Inclement weather kept its distance for the majority of the fair, although rain early Sunday likely kept some families away on the final day, causing attendance projections to fall short, said Ralph Shoptaw, fair president and general manager. Still, the fair registered one of its four busiest weeks over the final seven days.

One of the biggest hits among fairgoers was the new carnival vendor, particularly its workers, organizers said. North American Midway Entertainment, which participates in about 145 events each year attended by 15 million people, brought 17 rides that had never been to the Natural State before.

Eubanks said fair staff received numerous compliments about the company's employees.

"We got so much positive feedback about [North American Midway Entertainment]," he said. "Their staff was all well-behaved, high-quality ride operators."

The company has strict rules for employees' uniforms, appearance and behavior, and it showed, Shoptaw said. This year's fair was the first in a five-year contract with North American Midway Entertainment.

At the gates, visitors for the first time walked through metal detectors rather than stopping to be wanded by a security guard, which officials said unclogged entry points and gave revelers peace of mind.

"Not only that, I think it was a deterrent for people wanting bring something they shouldn't inside," Eubanks said. "I think that added to the safety, in addition to the law enforcement officers already out there."

Lt. Cody Burk, a spokesman for the Pulaski County sheriff's office, said the agency made no arrests at the fair and had about 10 to 15 deputies per day at the event.

Lt. Michael Ford, a Little Rock police spokesman, said it was a quiet fair and the department tried to use its large officer presence to deter crime. The city footed the bill for any overtime that accrued from the officers working the fair, Ford said.
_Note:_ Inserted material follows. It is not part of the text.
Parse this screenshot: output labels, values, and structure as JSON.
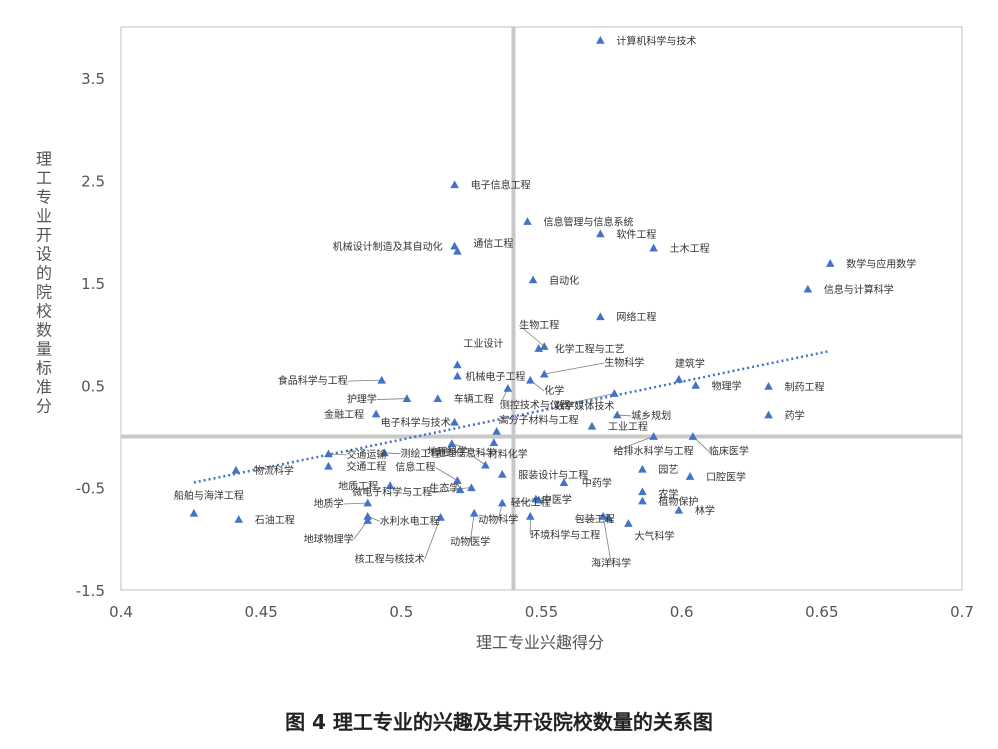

Little Rock police logged 13 incident reports at the at the fairgrounds from Oct. 12 to Sunday, according to the department. The reports included incidents of petty theft, disturbances between fairgoers and one report of forgery.
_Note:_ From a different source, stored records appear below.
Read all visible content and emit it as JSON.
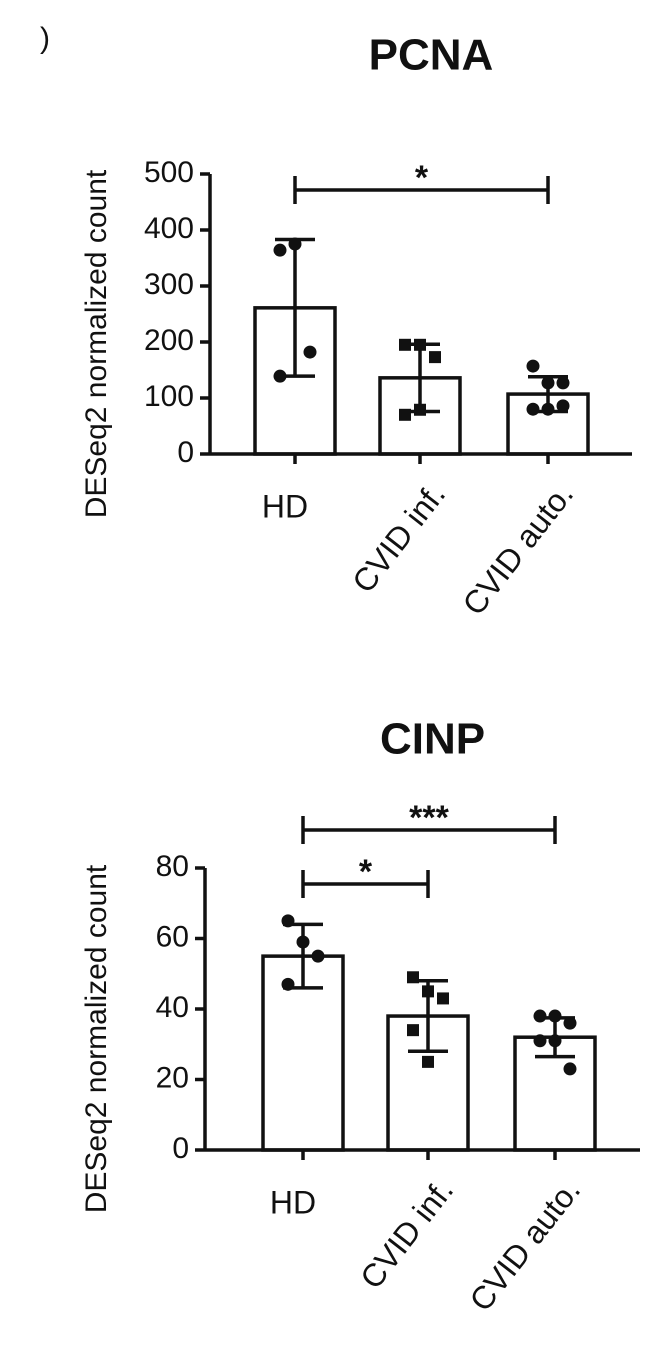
{
  "panel_label": ")",
  "chart_data": [
    {
      "type": "bar",
      "title": "PCNA",
      "ylabel": "DESeq2 normalized count",
      "categories": [
        "HD",
        "CVID inf.",
        "CVID auto."
      ],
      "values": [
        261,
        136,
        107
      ],
      "errors": [
        122,
        60,
        31
      ],
      "points": [
        [
          364,
          375,
          182,
          139
        ],
        [
          195,
          195,
          173,
          70,
          79
        ],
        [
          157,
          127,
          127,
          80,
          80,
          86
        ]
      ],
      "markers": [
        "circle",
        "square",
        "circle"
      ],
      "ylim": [
        0,
        500
      ],
      "yticks": [
        0,
        100,
        200,
        300,
        400,
        500
      ],
      "comparisons": [
        {
          "from": 0,
          "to": 2,
          "label": "*"
        }
      ]
    },
    {
      "type": "bar",
      "title": "CINP",
      "ylabel": "DESeq2 normalized count",
      "categories": [
        "HD",
        "CVID inf.",
        "CVID auto."
      ],
      "values": [
        55,
        38,
        32
      ],
      "errors": [
        9,
        10,
        5.5
      ],
      "points": [
        [
          65,
          59,
          55,
          47
        ],
        [
          49,
          45,
          43,
          34,
          25
        ],
        [
          38,
          38,
          36,
          31,
          31,
          23
        ]
      ],
      "markers": [
        "circle",
        "square",
        "circle"
      ],
      "ylim": [
        0,
        80
      ],
      "yticks": [
        0,
        20,
        40,
        60,
        80
      ],
      "comparisons": [
        {
          "from": 0,
          "to": 1,
          "label": "*"
        },
        {
          "from": 0,
          "to": 2,
          "label": "***"
        }
      ]
    }
  ]
}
Two arrests were made from an incident at the fairgrounds Saturday night, according to Ford. According to the report, police intervened after seeing a 15-year-old boy punch a 16-year-old boy in the face.

As police escorted the 15-year-old to the front exit gate, the teenager became irate and struggled as they started to make their way through the crowd. According to police, the teenager struggled harder and almost broke away from an officer's grip as they got closer to the front gate.
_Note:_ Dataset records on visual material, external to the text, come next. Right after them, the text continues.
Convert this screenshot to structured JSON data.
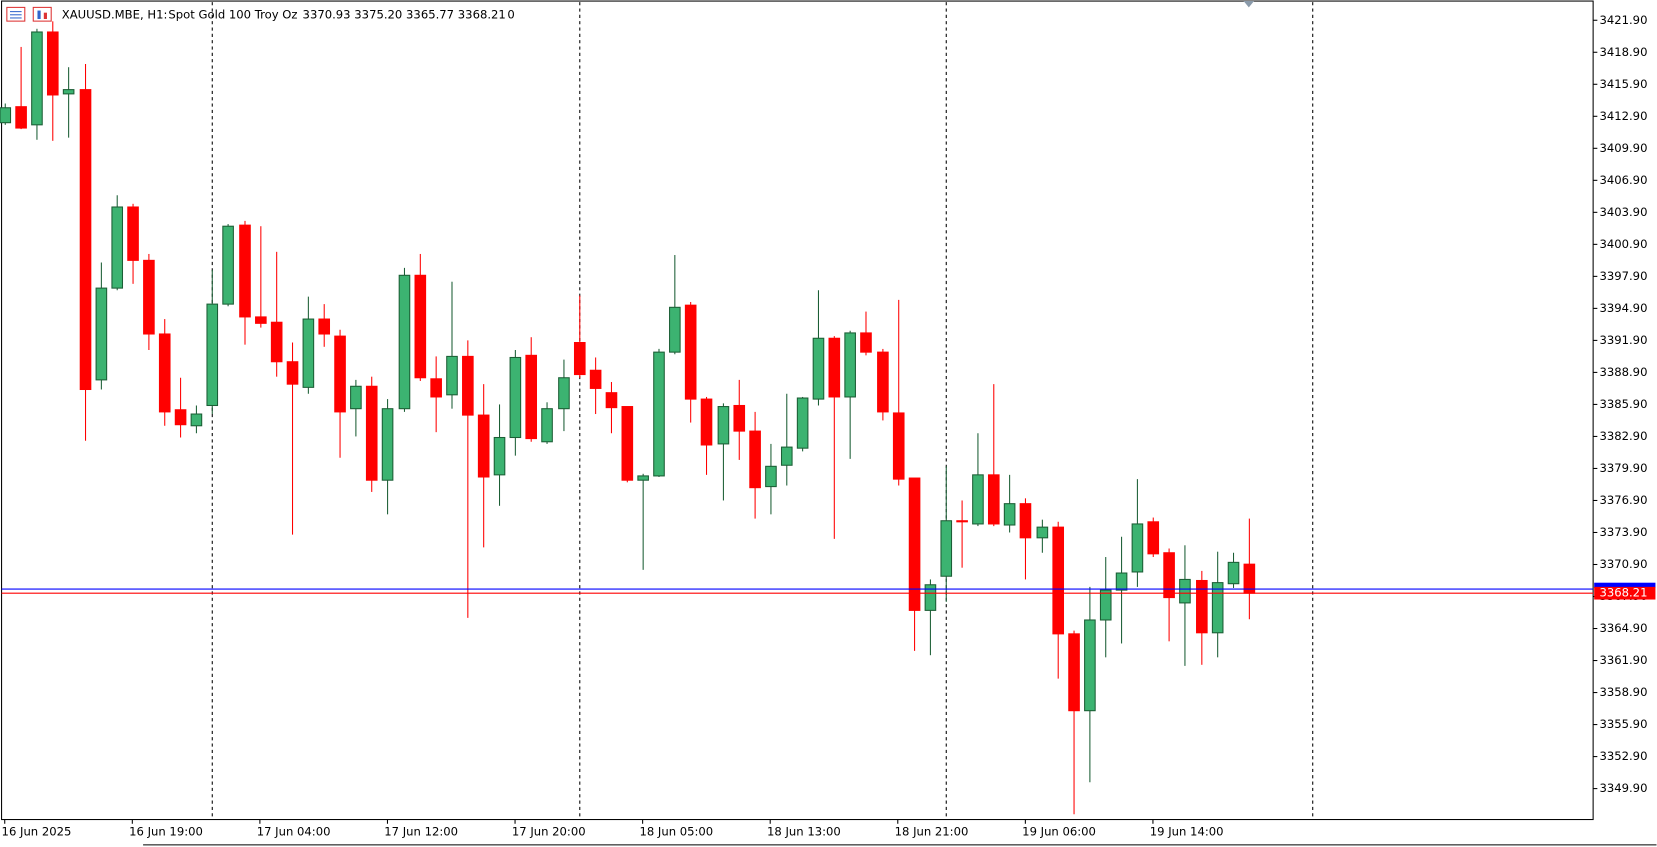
{
  "header": {
    "symbol": "XAUUSD.MBE, H1:",
    "description": "Spot Gold 100 Troy Oz",
    "quote": [
      "3370.93",
      "3375.20",
      "3365.77",
      "3368.21"
    ],
    "volume": "0"
  },
  "chart_data": {
    "type": "candlestick",
    "categories": [
      "16 Jun 2025",
      null,
      null,
      null,
      null,
      null,
      null,
      null,
      "16 Jun 19:00",
      null,
      null,
      null,
      null,
      null,
      null,
      null,
      "17 Jun 04:00",
      null,
      null,
      null,
      null,
      null,
      null,
      null,
      "17 Jun 12:00",
      null,
      null,
      null,
      null,
      null,
      null,
      null,
      "17 Jun 20:00",
      null,
      null,
      null,
      null,
      null,
      null,
      null,
      "18 Jun 05:00",
      null,
      null,
      null,
      null,
      null,
      null,
      null,
      "18 Jun 13:00",
      null,
      null,
      null,
      null,
      null,
      null,
      null,
      "18 Jun 21:00",
      null,
      null,
      null,
      null,
      null,
      null,
      null,
      "19 Jun 06:00",
      null,
      null,
      null,
      null,
      null,
      null,
      null,
      "19 Jun 14:00",
      null,
      null,
      null,
      null,
      null,
      null
    ],
    "open": [
      3412.3,
      3413.8,
      3412.1,
      3420.8,
      3415.0,
      3415.4,
      3388.2,
      3396.8,
      3404.4,
      3399.4,
      3392.5,
      3385.4,
      3383.9,
      3385.8,
      3395.3,
      3402.7,
      3394.1,
      3393.6,
      3389.9,
      3387.5,
      3393.9,
      3392.3,
      3385.5,
      3387.6,
      3378.8,
      3385.5,
      3398.0,
      3388.3,
      3386.8,
      3390.4,
      3384.9,
      3379.3,
      3382.8,
      3390.5,
      3382.4,
      3385.5,
      3391.7,
      3389.1,
      3387.0,
      3385.7,
      3378.8,
      3379.2,
      3390.8,
      3395.2,
      3386.4,
      3382.2,
      3385.8,
      3383.4,
      3378.2,
      3380.2,
      3381.8,
      3386.4,
      3392.1,
      3386.6,
      3392.6,
      3390.8,
      3385.1,
      3379.0,
      3366.6,
      3369.8,
      3375.0,
      3374.7,
      3379.3,
      3374.6,
      3376.6,
      3373.4,
      3374.4,
      3364.4,
      3357.2,
      3365.7,
      3368.5,
      3370.2,
      3374.9,
      3372.0,
      3367.3,
      3369.4,
      3364.5,
      3369.1,
      3370.93
    ],
    "high": [
      3414.1,
      3419.4,
      3421.1,
      3421.8,
      3417.5,
      3417.8,
      3399.2,
      3405.5,
      3404.7,
      3400.0,
      3393.9,
      3388.4,
      3385.8,
      3398.5,
      3402.8,
      3403.1,
      3402.6,
      3400.2,
      3391.7,
      3396.0,
      3395.3,
      3392.9,
      3388.2,
      3388.5,
      3386.4,
      3398.7,
      3400.0,
      3390.4,
      3397.4,
      3391.9,
      3387.8,
      3385.9,
      3391.0,
      3392.2,
      3386.1,
      3390.1,
      3396.1,
      3390.3,
      3388.0,
      3385.7,
      3379.4,
      3391.1,
      3399.9,
      3395.5,
      3386.6,
      3386.0,
      3388.2,
      3385.2,
      3382.2,
      3386.9,
      3386.6,
      3396.6,
      3392.3,
      3392.8,
      3394.6,
      3391.1,
      3395.7,
      3379.0,
      3369.5,
      3380.1,
      3376.9,
      3383.2,
      3387.8,
      3379.3,
      3377.1,
      3375.1,
      3374.9,
      3364.7,
      3368.8,
      3371.6,
      3373.5,
      3378.9,
      3375.3,
      3372.4,
      3372.7,
      3370.3,
      3372.1,
      3372.0,
      3375.2
    ],
    "low": [
      3412.1,
      3411.7,
      3410.7,
      3410.6,
      3410.9,
      3382.5,
      3387.3,
      3396.6,
      3397.2,
      3391.0,
      3383.9,
      3382.8,
      3383.2,
      3385.0,
      3395.1,
      3391.5,
      3393.1,
      3388.5,
      3373.7,
      3386.9,
      3391.3,
      3380.9,
      3382.9,
      3377.7,
      3375.6,
      3385.2,
      3388.1,
      3383.3,
      3385.5,
      3365.9,
      3372.5,
      3376.4,
      3381.1,
      3382.4,
      3382.2,
      3383.4,
      3388.4,
      3385.0,
      3383.2,
      3378.6,
      3370.4,
      3379.1,
      3390.6,
      3384.2,
      3379.3,
      3376.9,
      3380.7,
      3375.2,
      3375.6,
      3378.3,
      3381.5,
      3385.8,
      3373.3,
      3380.8,
      3390.5,
      3384.4,
      3378.3,
      3362.8,
      3362.4,
      3367.4,
      3370.6,
      3374.5,
      3374.5,
      3373.9,
      3369.5,
      3372.0,
      3360.2,
      3347.5,
      3350.5,
      3362.2,
      3363.5,
      3368.8,
      3371.6,
      3363.7,
      3361.4,
      3361.5,
      3362.2,
      3368.7,
      3365.77
    ],
    "close": [
      3413.7,
      3411.8,
      3420.8,
      3414.9,
      3415.4,
      3387.3,
      3396.8,
      3404.4,
      3399.4,
      3392.5,
      3385.2,
      3384.0,
      3385.0,
      3395.3,
      3402.6,
      3394.1,
      3393.5,
      3389.9,
      3387.8,
      3393.9,
      3392.5,
      3385.2,
      3387.6,
      3378.8,
      3385.5,
      3398.0,
      3388.4,
      3386.6,
      3390.4,
      3384.9,
      3379.1,
      3382.8,
      3390.3,
      3382.7,
      3385.5,
      3388.4,
      3388.7,
      3387.4,
      3385.6,
      3378.8,
      3379.2,
      3390.8,
      3395.0,
      3386.4,
      3382.1,
      3385.7,
      3383.4,
      3378.1,
      3380.1,
      3381.9,
      3386.5,
      3392.1,
      3386.6,
      3392.6,
      3390.8,
      3385.2,
      3378.9,
      3366.6,
      3369.0,
      3375.0,
      3374.9,
      3379.3,
      3374.7,
      3376.6,
      3373.4,
      3374.4,
      3364.4,
      3357.2,
      3365.7,
      3368.5,
      3370.1,
      3374.7,
      3371.9,
      3367.8,
      3369.5,
      3364.5,
      3369.2,
      3371.1,
      3368.21
    ],
    "up_color": "#3cb371",
    "up_edge": "#1b5e35",
    "down_color": "#ff0000",
    "bid": 3368.21,
    "bid_color": "#ff0000",
    "ask": 3368.6,
    "ask_color": "#0000ff",
    "ylim": [
      3347.0,
      3423.6
    ],
    "yticks": [
      {
        "value": 3421.9,
        "label": "3421.90"
      },
      {
        "value": 3418.9,
        "label": "3418.90"
      },
      {
        "value": 3415.9,
        "label": "3415.90"
      },
      {
        "value": 3412.9,
        "label": "3412.90"
      },
      {
        "value": 3409.9,
        "label": "3409.90"
      },
      {
        "value": 3406.9,
        "label": "3406.90"
      },
      {
        "value": 3403.9,
        "label": "3403.90"
      },
      {
        "value": 3400.9,
        "label": "3400.90"
      },
      {
        "value": 3397.9,
        "label": "3397.90"
      },
      {
        "value": 3394.9,
        "label": "3394.90"
      },
      {
        "value": 3391.9,
        "label": "3391.90"
      },
      {
        "value": 3388.9,
        "label": "3388.90"
      },
      {
        "value": 3385.9,
        "label": "3385.90"
      },
      {
        "value": 3382.9,
        "label": "3382.90"
      },
      {
        "value": 3379.9,
        "label": "3379.90"
      },
      {
        "value": 3376.9,
        "label": "3376.90"
      },
      {
        "value": 3373.9,
        "label": "3373.90"
      },
      {
        "value": 3370.9,
        "label": "3370.90"
      },
      {
        "value": 3367.9,
        "label": "3367.90"
      },
      {
        "value": 3364.9,
        "label": "3364.90"
      },
      {
        "value": 3361.9,
        "label": "3361.90"
      },
      {
        "value": 3358.9,
        "label": "3358.90"
      },
      {
        "value": 3355.9,
        "label": "3355.90"
      },
      {
        "value": 3352.9,
        "label": "3352.90"
      },
      {
        "value": 3349.9,
        "label": "3349.90"
      }
    ],
    "grid": false
  }
}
According to the report, the teenager threatened to hurt the officer as he tried to break away from the officer's grip. In the report, the officer said he released the teenager and then pulled him to the ground.

The officer went to the ground to put the teenager in handcuffs and an 18-year-old woman, who said she was the sister of the 15-year-old, jumped on the officer's back. Police removed the woman and put her in handcuffs, the report said.

According to the report, the 15-year-old boy was charged with third-degree battery, disorderly conduct, resisting arrest, terroristic threatening and possession of an instrument of crime. Ford said the 18-year-old woman was also arrested in the incident.

Fair organizers were disappointed with turnout on opening night. The fair kicked off with a ribbon-cutting ceremony at 4 p.m. on Oct. 12, but the early opening attracted few. It may take a year or two before the day-early start date takes hold, and fair officials are planning more promotions for opening day in 2018, Shoptaw said.

Keeping with recent trends, the number of animals at the Livestock Show continued to climb. Approximately 1,500 hogs were nominated for the Market Hog show, several hundred more than a year ago, Shoptaw said. There were 6,500 total junior livestock entries.

In the coming weeks, organizers will meet to discuss this year's fair.

"We'll discuss what worked, what went right, what didn't work and talk about improvements," Eubanks said.

Then, he said, it's time to plan the 2018 Arkansas State Fair.

Fairgoers walk the midway Saturday at the Arkansas State Fair in Little Rock. The fair’s 10-day run, which ended Sunday, had an attendance of 451,130.